One of the reasons I love emerging technology is that the principles around it apply to everything that we create. If you think about it, every product we have innovated over the history of humanity was once emerging technology! Whether you are working on creating consumer products or growing a brand, I think one core emerging tech principle can provide the key to building forever products.

In the beginning, most direct to consumer brands market their products as fresh, cool, hip, edgy, tech and etc in an idea to showcase themselves as something new. Wording the product or the brand this way causes a lot of interest and hype for the company and I think it is a suitable way to start.

Consumer products love to use words like ‘new’, ‘fresh’, ‘hip’ in their marketing

After already having an established presence, certain brands have to completely rely on this type of marketing. However, over time all hype has to come to an end, which usually spells the stagnation or even death of that product or brand. When you can no longer market a product as new or fresh, there is one key strategy that can be used in the long term to create an everlasting brand. To explain what that is, I’ll refer to a graph I mentioned in my Is VR here to stay? post, the Gartner Hype Cycle.

I believe all products/brands follow this fundamental representation of the lifecycle of an emerging technology. Pictured below.

The Gartner Hype Cycle

I believe when products lose their hype, they reach a stage which is similar to Trough of Disillusionment, which only a few products recover from to move onto the next stage. In the case of emerging technology, this is the stage where our expectations of a technology don’t deliver and long term sustainability is not possible. What happens afterwards is that some true believers continue working on the technology and new benefits come alive, where larger corporations adopt it and the technology slowly becomes mainstream, normalized, and no longer ’emerging’. When we apply this to products, when hype dies down which it will, the key thing here is to change the messaging and strategy from the hip and new in a way as if the product has existed for ages and has become an integral part of daily life. This normalization will make that product/brand everlasting.

THE CASE FOR IT

Out of any brand I have ever seen, perhaps Coca-Cola does this the best.
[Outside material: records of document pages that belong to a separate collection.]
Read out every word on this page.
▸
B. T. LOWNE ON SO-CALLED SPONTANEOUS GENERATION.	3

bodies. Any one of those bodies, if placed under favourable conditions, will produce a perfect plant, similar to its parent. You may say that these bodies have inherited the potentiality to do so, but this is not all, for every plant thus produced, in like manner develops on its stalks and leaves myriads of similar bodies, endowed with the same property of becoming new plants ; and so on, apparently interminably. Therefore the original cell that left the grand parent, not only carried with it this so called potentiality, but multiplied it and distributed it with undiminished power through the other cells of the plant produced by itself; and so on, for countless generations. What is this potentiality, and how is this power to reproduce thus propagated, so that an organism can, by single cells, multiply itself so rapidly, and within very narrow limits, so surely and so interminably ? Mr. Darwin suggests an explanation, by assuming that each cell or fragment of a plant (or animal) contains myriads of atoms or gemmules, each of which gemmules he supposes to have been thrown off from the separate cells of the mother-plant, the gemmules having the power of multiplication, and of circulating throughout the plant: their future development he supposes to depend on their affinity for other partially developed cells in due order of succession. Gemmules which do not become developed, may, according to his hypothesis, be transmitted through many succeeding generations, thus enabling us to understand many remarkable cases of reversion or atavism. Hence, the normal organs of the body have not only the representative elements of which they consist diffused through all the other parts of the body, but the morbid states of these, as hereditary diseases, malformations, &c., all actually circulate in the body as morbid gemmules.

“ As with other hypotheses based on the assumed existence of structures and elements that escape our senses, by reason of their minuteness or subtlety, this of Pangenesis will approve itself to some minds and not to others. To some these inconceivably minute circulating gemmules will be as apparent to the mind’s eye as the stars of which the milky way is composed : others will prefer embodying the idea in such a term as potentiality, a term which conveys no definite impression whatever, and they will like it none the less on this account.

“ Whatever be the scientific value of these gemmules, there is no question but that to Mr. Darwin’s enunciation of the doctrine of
When it first came out in 1886 (how many brands are there in the world which have lasted this long?) Coke was marketed as a new medicine. Since then, most coke ads center around a family gathering together for a meal and there being coke on the table. They never put the attention on the actual product, they never tout it as something new. The key thing is the family dinner there, and the coke just happens to be there like it always has been and always will be.

The Coca-Cola Ad in Blade Runner

We also see this in their product placement ideas in movies and shows like Blade Runner or Mad Men or Stranger Things, which are all set at different time periods. Coke is in every single one of them, and the audience automatically understands that Coca-Cola has been around forever and that you can count on them being around even if the world becomes a sci-fi dystopia in the future. 

Normalizing builds forever products.